En conclusion de ce trop long commentaire :

OUI aux livres enrichis

a) quand ils simplifient la compréhension et la connaissance, donc en les réservant à certains domaines ou certains ouvrages

b) à condition de ne pas confondre avec la video ou le son qui sont d’autres objets conceptuels que le livre

et NON au globi-boulga

Thierry Crouzet @ 2013-03-26 16:50:20

On parle de livres, pas de guide... il y a aussi des dictionnaires interactifs. :-) Même Wikipedia.

J’ai pondu un guide interactif du web en 1998.

Pour ce domaine je suis d’accord, mais avoue que le texte n’a plus beaucoup d’intérêt.

Pour moi quand le texte est plus la matière première, on n’est plus dans le livre. Dans les jeux vidéo aussi il y a du texte parfois. On dit pas qu’un jeu est un livre augmenté, ou un livre un jeu diminué.

Oui, j’accepte la proposition :-)

Sabine Barbier @ 2013-04-29 16:29:03

Je viens de corriger un livre "enrichi" ou "augmenté" (dans ce cas précis, les deux mots conviennent tout à fait). Il s’agit d’un recueil de nouvelles sur un thème bien précis. A la fin du recueil, un annuaire interactif, des liens afin que les personnes concernées aient accès directement aux informations.

Je pense sincèrement qu’un tel livre est très utile. Publié uniquement en version papier, il y aurait une perte de temps pour trouver les informations désirées, là les lecteurs allient plaisir de lire, utilité et rapidité.

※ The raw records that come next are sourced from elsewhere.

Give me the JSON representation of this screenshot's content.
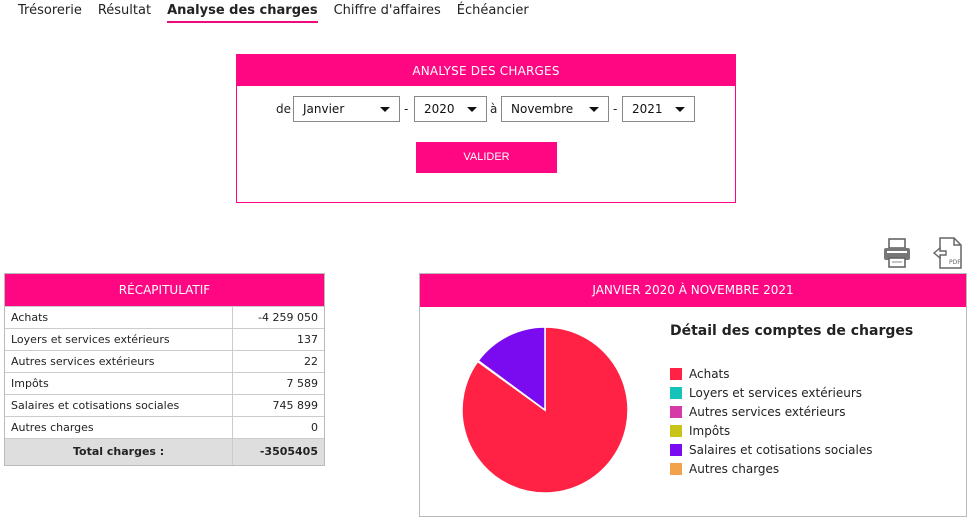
{
  "nav": {
    "items": [
      "Trésorerie",
      "Résultat",
      "Analyse des charges",
      "Chiffre d'affaires",
      "Échéancier"
    ],
    "active": "Analyse des charges"
  },
  "filter": {
    "title": "ANALYSE DES CHARGES",
    "de_label": "de",
    "dash": "-",
    "a_label": "à",
    "from_month": "Janvier",
    "from_year": "2020",
    "to_month": "Novembre",
    "to_year": "2021",
    "submit_label": "VALIDER"
  },
  "icons": {
    "print": "printer-icon",
    "pdf": "pdf-export-icon",
    "pdf_text": "PDF"
  },
  "recap": {
    "title": "RÉCAPITULATIF",
    "rows": [
      {
        "label": "Achats",
        "value": "-4 259 050"
      },
      {
        "label": "Loyers et services extérieurs",
        "value": "137"
      },
      {
        "label": "Autres services extérieurs",
        "value": "22"
      },
      {
        "label": "Impôts",
        "value": "7 589"
      },
      {
        "label": "Salaires et cotisations sociales",
        "value": "745 899"
      },
      {
        "label": "Autres charges",
        "value": "0"
      }
    ],
    "total_label": "Total charges :",
    "total_value": "-3505405"
  },
  "chart": {
    "header": "JANVIER 2020 À NOVEMBRE 2021",
    "legend_title": "Détail des comptes de charges"
  },
  "chart_data": {
    "type": "pie",
    "title": "Détail des comptes de charges",
    "categories": [
      "Achats",
      "Loyers et services extérieurs",
      "Autres services extérieurs",
      "Impôts",
      "Salaires et cotisations sociales",
      "Autres charges"
    ],
    "values": [
      4259050,
      137,
      22,
      7589,
      745899,
      0
    ],
    "colors": [
      "#ff2244",
      "#16c3bb",
      "#d63aa6",
      "#c8c41a",
      "#7a0aef",
      "#f2a24a"
    ],
    "legend_position": "right"
  }
}
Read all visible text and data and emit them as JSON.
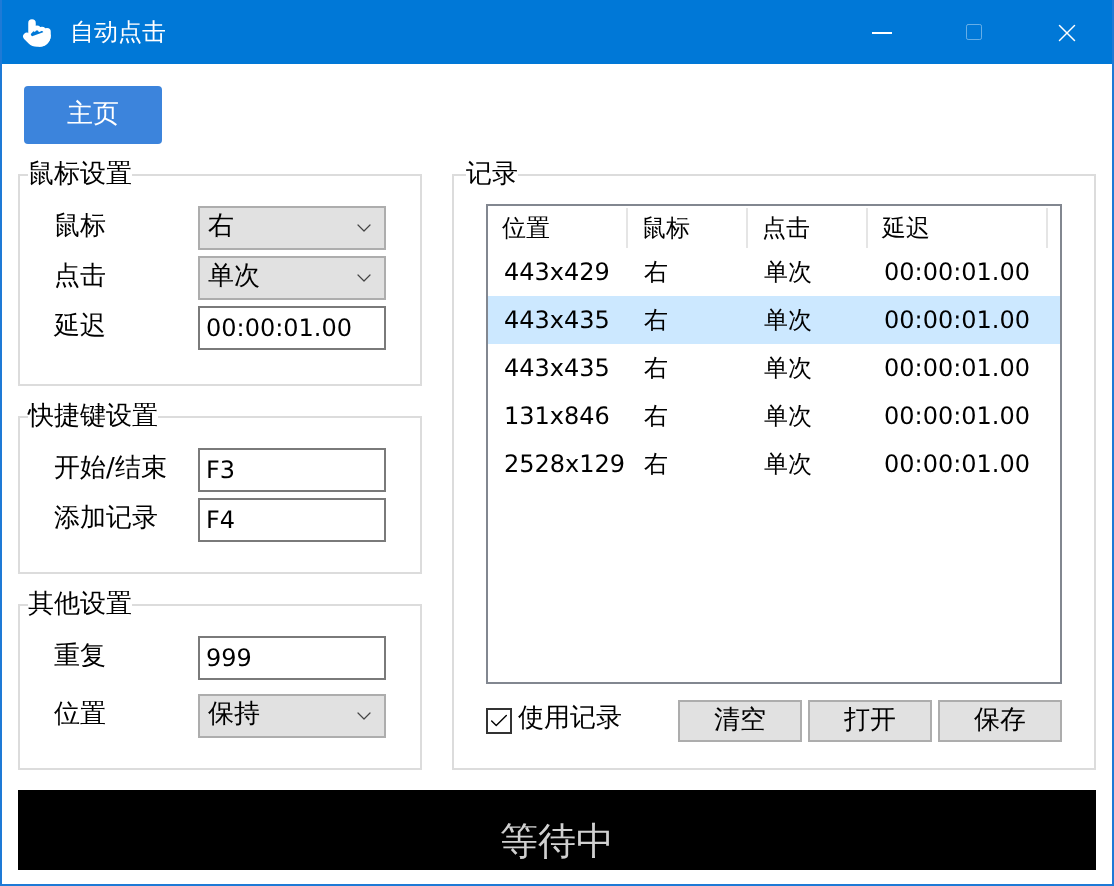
{
  "window": {
    "title": "自动点击"
  },
  "home_button": "主页",
  "groups": [
    {
      "title": "鼠标设置",
      "fields": [
        {
          "label": "鼠标",
          "kind": "dropdown",
          "value": "右"
        },
        {
          "label": "点击",
          "kind": "dropdown",
          "value": "单次"
        },
        {
          "label": "延迟",
          "kind": "text",
          "value": "00:00:01.00"
        }
      ]
    },
    {
      "title": "快捷键设置",
      "fields": [
        {
          "label": "开始/结束",
          "kind": "text",
          "value": "F3"
        },
        {
          "label": "添加记录",
          "kind": "text",
          "value": "F4"
        }
      ]
    },
    {
      "title": "其他设置",
      "fields": [
        {
          "label": "重复",
          "kind": "text",
          "value": "999"
        },
        {
          "label": "位置",
          "kind": "dropdown",
          "value": "保持"
        }
      ]
    }
  ],
  "records": {
    "title": "记录",
    "table": {
      "columns": [
        "位置",
        "鼠标",
        "点击",
        "延迟"
      ],
      "rows": [
        {
          "cells": [
            "443x429",
            "右",
            "单次",
            "00:00:01.00"
          ],
          "selected": false
        },
        {
          "cells": [
            "443x435",
            "右",
            "单次",
            "00:00:01.00"
          ],
          "selected": true
        },
        {
          "cells": [
            "443x435",
            "右",
            "单次",
            "00:00:01.00"
          ],
          "selected": false
        },
        {
          "cells": [
            "131x846",
            "右",
            "单次",
            "00:00:01.00"
          ],
          "selected": false
        },
        {
          "cells": [
            "2528x129",
            "右",
            "单次",
            "00:00:01.00"
          ],
          "selected": false
        }
      ]
    },
    "use_records": {
      "label": "使用记录",
      "checked": true
    },
    "buttons": [
      "清空",
      "打开",
      "保存"
    ]
  },
  "status": "等待中"
}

Il ne faut pas rejeter systématiquement les nouvelles façon d’agir, c’est ainsi que chacun peut trouver ce qui lui convient le mieux. Quant au fait qu’un non-lecteur ne deviendra pas lecteur par ce système, je n’en suis pas convaincue du tout !

Sabine Barbier @ 2013-04-29 16:30:57

Désolée, je ne me suis pas relue et voilà, un oubli de frappe : façonS bien entendu !

Thierry Crouzet @ 2013-04-29 16:55:09

je ne parle pas de ce genre d’augmentation... il y a des liens dans les ebooks depuis toujours (comme sur le web et c’est bien naturel). Je pense aux tentatives qui veulent faire des ebooks plus que des livres, presque des applications... et alors je dis qu’il faut plutôt faire des jeux vidéos, et pas utiliser la notion de livre.